The USPS acknowledged directives outlined in leaked USPS documents that we wrote about last week
and were also picked up by the Washington Post. The documents described practices that would almost certainly result in mail delivery delays, drawing the ire of some lawmakers.
dug into the story and reported yesterday that the some of the controversial directives are part of a pilot program the USPS is running to try to reduce costs. The pilot, Expedited to Street/Afternoon Sortation, will run for 30-60 days at nearly 200 sites around the country and, for now, affect only city carriers.
Other controversial policies were actually "existing plans that have been designed to provide prompt and reliable service within current service standards," a Postal Service spokesperson told Gov Exec magazine.
That's a reference to other recent memos that "instructed employees to leave for each phase of their deliveries according to a set schedule, meaning some mail will likely be delayed. The memos also announced that late trips and overtime would no longer be authorized. "
The article reported on lawmakers' concerns and published an excerpt of a letter some members of the House and Senate had written to Postmaster General Louis DeJoy asking for an explanation for the changes:
"While we share the goal of ensuring the Postal Service's solvency, the rhetoric used in the document compares the Postal Service to a private company concerned only with the bottom line, rather than the constitutionally mandated public service that it is," the letter stated.
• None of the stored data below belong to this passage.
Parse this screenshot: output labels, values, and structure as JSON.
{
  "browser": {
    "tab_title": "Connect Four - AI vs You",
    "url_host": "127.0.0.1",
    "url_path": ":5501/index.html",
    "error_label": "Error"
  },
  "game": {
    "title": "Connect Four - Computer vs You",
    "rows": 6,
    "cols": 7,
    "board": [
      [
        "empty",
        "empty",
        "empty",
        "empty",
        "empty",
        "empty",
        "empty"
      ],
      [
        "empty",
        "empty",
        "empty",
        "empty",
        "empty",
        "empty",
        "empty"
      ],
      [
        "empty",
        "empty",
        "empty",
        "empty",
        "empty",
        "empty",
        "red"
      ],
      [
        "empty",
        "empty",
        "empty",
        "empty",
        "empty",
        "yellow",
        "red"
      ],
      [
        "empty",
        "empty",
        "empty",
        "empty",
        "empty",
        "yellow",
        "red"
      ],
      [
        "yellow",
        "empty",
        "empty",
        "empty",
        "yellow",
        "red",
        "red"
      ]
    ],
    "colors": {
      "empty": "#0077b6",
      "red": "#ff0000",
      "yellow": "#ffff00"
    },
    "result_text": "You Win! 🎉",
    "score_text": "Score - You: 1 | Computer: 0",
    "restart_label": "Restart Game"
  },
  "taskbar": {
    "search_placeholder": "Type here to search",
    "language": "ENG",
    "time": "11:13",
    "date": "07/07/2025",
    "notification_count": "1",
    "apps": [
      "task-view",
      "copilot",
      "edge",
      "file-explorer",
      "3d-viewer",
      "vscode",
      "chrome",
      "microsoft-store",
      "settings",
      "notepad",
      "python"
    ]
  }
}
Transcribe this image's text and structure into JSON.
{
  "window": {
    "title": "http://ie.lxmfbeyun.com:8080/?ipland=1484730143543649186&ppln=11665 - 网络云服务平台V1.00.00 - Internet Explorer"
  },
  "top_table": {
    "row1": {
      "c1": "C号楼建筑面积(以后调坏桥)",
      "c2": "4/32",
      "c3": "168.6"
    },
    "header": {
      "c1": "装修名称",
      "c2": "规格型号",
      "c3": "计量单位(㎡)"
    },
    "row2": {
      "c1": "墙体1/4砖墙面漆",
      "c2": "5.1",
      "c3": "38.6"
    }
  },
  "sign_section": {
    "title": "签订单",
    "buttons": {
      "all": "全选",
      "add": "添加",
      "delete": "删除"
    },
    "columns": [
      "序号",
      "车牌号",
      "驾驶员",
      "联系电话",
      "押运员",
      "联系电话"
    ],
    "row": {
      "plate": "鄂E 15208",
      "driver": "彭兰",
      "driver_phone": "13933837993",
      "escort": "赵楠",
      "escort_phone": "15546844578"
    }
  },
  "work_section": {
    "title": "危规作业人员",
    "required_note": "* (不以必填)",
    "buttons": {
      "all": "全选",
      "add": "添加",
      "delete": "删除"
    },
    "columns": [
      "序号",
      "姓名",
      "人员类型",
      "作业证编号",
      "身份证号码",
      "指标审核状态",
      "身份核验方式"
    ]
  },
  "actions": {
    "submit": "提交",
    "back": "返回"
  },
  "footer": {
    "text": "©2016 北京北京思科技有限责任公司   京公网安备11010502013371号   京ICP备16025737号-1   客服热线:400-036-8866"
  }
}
For online sellers, any delay in mail delivery spells disaster thanks to impatient buyers quick to file Item Not Received claims, compounded by marketplaces that fuel buyers' unreasonable expectations and penalize sellers for delays outside their control.
But one seller pointed out another problem that is just as serious: the impact of the directives on mail pickup.
A postal carrier warned one EcommerceBytes reader that the packages she picked up from his home would be delayed thanks to a new directive from the recently installed Postmaster General.
"You might wanna take your mail to the post office for now because it's probably not going to be sent out the day I pick it up," the carrier told the online seller. She said there was "a lot of shady shit" going on that carriers are not supposed to talk about.
The reader told us, "She confirmed the elimination of overtime, delay in mailing packages AND letter mail (she specifically mentioned unemployment checks). She confirmed that this was handed down by the new postmaster general. She even went as far to say as "they are trying to get rid of us.""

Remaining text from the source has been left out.